GOLBECKAnd I know so little about keeping bees, it's not even funny. And so I'm on a list of very experienced beekeepers. I have nothing to contribute to any conversation. Every time somebody asks a question, I go, oh, my gosh, that can happen? And then I look at what people post in response.
GOLBECKBut lurkers are actually really important parts of online communities 'cause if you think of, for example, this breastfeeding mailing list that one of your first callers talked about or a neighborhood list if you've just moved in to a community, if you have, as Eric was saying, this small number of people maybe 100 people on the list with 1,000 people who are active, if they're only talking to one another, there's a lot less conversation that's going to go on.
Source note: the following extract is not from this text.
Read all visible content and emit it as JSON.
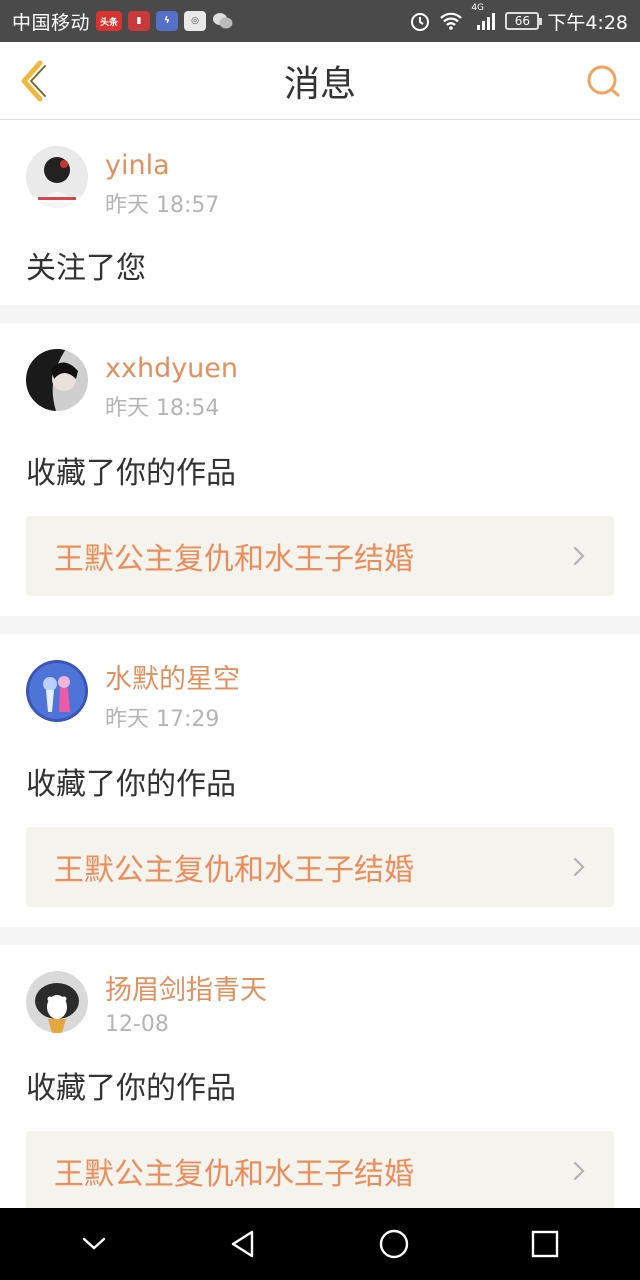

GOLBECKBut if you know there's 900 other people out there, right, or there's 10,000 other people out there who are listening to your conversation, they may be a lot more willing. The experienced people may be more willing to share their knowledge because they know it's not just a conversation with those active people. It's sharing information with a lot of others. So the lurkers add vitality to a community even if they're not posting.
NNAMDIAnd, speaking of sharing, here is Chris in Leesburg, Va. Chris, what would you like to share?
CHRISHey, Kojo. Thanks for having me. Yeah. I was listening to the conversation, and it made me think of a social media solution that I came across on the Web last weekend. It's called ShareMobile. And what ShareMobile is -- the way -- it's user-generated based, so it uses the power of crowdsourcing. And it really is geared towards engaging the community to share with each other and communicate with each other online. And I just think it would be a great tool or solution for any kind of membership organization or club or community or neighborhood.
NNAMDIOh. And, Maria, it's my understanding that you are event -- involved in a venture about sharing office space called Loosecubes.
THOMASThat's correct. And I was going to echo Jen's sentiments around getting into a group or a LISTSERV when you're new to a topic, and the same is true for me. I'm currently an interim president and COO of the New York-based company called Loosecubes, which, as you say, is creating a network to match up independent workers with office space in given locations. And this concept is sometimes called co-working. And I didn't know about co-working, so I joined the Google group on co-working to be educated.
NNAMDIMaria Thomas is an Internet executive and angel investor in early-stage startups. Jennifer Golbeck is a professor in the College of Information Studies at the University of Maryland. Eric Thomas is the inventor of LISTSERV, the first program to manage email lists. He's also founder and CEO of L-Soft, a company that licenses LISTSERV software. And Peggy Robin is co-owner and co-moderator of the Cleveland Park Listserv. Thank you all for joining us. And thank you all for listening. I'm Kojo Nnamdi.